(18.12.2016 – Tag 911)
Wir gewöhnen uns an die Gesellschaft der Seelöwen. Sie fühlen sich auf unserem Boot auch recht wohl. Gerne ruhen sich die Tiere auf unserer Hecktreppe und auf dem Achterdeck aus. Von der Achterkabine aus hören wir dann in der Nacht angestrengtes Schnaufen und bellenden Husten direkt neben oder über unseren Betten. Nur gut dass sie im Schlaf nicht schnarchen. Was bringt die Tiere überhaupt auf die Idee, auf dem Boot schlafen zu wollen? Es ist ja nicht so, dass am Ufer Schlafplatzmangel herrscht.
Manche Tiere sind so frech, dass sie fast ins Cockpit klettern. Nachdem ein nicht ganz stubenreines Seelöwenjunges unsere ganze Badeplattform als Toilette benutzt hat und sich auch die Kinder nicht ganz wohl fühlen angesichts der teils fauchend gezeigten spitzen Zähne, reichen die großen Glubschaugen nicht mehr als Entschuldigung für die Ruhestörung an Bord. Ab jetzt werden die zum Wasser führenden Stufen mit Fendern und Leinen so verbarrikadiert, dass kein Durchkommen mehr möglich ist. Kurzbeinige Freunde haben ab sofort keinen Zutritt mehr.

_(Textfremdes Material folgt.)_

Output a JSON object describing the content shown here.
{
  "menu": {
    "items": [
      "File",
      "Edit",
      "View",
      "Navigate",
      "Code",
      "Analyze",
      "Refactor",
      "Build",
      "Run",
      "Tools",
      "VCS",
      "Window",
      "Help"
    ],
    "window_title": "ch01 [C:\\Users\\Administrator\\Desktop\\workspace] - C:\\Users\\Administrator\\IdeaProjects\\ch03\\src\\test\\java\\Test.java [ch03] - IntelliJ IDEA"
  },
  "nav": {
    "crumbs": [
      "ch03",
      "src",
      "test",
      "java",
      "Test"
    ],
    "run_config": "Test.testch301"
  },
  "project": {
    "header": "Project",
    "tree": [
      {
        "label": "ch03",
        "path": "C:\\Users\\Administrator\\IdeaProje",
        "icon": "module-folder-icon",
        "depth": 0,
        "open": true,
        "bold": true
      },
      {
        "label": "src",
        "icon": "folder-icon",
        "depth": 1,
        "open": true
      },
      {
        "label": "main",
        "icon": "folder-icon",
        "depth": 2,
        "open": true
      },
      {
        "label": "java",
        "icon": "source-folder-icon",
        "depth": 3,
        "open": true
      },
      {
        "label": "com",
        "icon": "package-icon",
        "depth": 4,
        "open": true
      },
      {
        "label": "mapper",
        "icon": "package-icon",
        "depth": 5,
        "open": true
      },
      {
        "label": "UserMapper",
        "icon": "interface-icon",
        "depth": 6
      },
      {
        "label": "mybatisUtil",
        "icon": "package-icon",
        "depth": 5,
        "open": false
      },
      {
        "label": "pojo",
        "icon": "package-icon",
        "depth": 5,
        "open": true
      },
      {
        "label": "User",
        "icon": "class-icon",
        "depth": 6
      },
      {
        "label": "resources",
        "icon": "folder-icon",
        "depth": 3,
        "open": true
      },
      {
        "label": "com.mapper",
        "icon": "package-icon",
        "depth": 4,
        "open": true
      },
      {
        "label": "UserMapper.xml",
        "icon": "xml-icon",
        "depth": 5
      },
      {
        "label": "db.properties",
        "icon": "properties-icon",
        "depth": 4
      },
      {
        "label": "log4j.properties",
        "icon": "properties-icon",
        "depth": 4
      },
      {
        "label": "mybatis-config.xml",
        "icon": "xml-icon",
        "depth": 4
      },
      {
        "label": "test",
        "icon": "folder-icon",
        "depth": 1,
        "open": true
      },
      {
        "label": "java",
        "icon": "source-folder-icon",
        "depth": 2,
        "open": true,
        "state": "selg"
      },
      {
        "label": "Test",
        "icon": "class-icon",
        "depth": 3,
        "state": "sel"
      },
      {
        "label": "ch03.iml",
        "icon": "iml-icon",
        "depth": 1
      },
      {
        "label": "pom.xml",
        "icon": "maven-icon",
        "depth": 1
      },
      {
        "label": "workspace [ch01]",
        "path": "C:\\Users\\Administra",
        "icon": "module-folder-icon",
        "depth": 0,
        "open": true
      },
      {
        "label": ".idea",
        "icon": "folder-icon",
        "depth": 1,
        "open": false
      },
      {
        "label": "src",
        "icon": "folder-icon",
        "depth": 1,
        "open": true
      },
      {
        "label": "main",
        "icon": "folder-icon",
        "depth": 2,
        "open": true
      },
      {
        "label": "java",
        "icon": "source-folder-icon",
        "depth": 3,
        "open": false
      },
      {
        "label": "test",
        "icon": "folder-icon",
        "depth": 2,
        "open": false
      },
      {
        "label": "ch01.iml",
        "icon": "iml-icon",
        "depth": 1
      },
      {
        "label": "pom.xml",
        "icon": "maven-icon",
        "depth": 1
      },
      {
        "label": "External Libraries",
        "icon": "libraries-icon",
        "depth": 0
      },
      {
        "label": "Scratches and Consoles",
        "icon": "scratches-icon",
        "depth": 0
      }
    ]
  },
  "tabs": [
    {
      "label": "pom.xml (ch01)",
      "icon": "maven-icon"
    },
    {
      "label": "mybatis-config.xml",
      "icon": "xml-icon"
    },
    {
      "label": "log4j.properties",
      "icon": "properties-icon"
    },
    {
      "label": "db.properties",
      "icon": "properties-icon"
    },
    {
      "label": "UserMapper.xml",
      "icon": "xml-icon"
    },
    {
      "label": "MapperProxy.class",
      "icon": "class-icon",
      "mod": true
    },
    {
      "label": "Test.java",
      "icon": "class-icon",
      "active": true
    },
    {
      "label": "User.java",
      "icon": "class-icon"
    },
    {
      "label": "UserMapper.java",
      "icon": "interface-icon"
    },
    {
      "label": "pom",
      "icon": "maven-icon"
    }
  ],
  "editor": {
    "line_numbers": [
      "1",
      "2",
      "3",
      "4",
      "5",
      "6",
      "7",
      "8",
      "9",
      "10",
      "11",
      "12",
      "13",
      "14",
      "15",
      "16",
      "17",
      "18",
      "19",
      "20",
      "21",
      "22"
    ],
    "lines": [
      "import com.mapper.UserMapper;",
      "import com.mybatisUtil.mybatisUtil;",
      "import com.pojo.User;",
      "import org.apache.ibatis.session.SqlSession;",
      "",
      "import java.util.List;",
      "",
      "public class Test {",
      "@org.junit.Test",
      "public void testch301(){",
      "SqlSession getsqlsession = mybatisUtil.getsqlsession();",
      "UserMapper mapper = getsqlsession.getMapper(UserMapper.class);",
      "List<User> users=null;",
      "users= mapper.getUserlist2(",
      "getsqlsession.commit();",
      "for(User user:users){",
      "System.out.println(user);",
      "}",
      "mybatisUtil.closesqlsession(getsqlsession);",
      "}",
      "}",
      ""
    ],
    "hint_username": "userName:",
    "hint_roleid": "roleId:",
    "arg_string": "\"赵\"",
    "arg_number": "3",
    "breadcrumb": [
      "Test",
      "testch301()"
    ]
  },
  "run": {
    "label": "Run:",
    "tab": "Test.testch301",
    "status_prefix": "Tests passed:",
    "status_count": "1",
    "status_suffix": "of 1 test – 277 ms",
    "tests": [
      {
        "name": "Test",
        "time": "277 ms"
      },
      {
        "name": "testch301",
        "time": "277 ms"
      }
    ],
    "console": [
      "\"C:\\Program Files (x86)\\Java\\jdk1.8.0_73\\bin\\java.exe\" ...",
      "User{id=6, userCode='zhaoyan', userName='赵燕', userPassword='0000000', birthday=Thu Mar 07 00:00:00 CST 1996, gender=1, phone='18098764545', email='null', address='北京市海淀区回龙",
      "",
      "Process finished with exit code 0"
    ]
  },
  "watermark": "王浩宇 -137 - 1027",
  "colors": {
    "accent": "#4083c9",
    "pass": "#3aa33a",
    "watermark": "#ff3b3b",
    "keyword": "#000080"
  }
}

Nach Süden führt eine Straße aus Baquerizo Moreno heraus zu einer kleinen Bucht names La Loberia. Während unsere Kinder dort am Strand im feinen weißen Sand spielen, klettern wir über die scharfkantigen, schwarzen Lavasteine am Ufer auf der Suche nach Tieren. Nicht weit vom Wasser liegen große Meerechsen. Sie scheren sich nicht um uns Menschen. Energie fürs Wegrennen zu verbrauchen wäre eine Verschwendung. Die brauchen sie eher um im relativ kaltem Wasser Nahrung zu suchen. Bei Niedrigwasser können wir sie beim Fressen des Seegrases in der Brandung beobachten. Doch nicht nur diese Leguane sind so zutraulich. Selbst ein sonst so scheuer Vogel wie ein Fischreiher lässt uns ganz nah an sich anschleichen. Wobei Schleichen überhaupt nicht nötig wäre. Der elegante graue Vogel kümmert sich ausschließlich um sein Abendessen. Zwei Schritte von ihm entfernt können wir reden und mit der Kamera knipsen solange wir wollen. Das scheint ihn alles nicht im geringsten zu stören. Anschließend gehen Thomas und Vsevolod schnorcheln und sichten mehrere Schildkröten und Rochen.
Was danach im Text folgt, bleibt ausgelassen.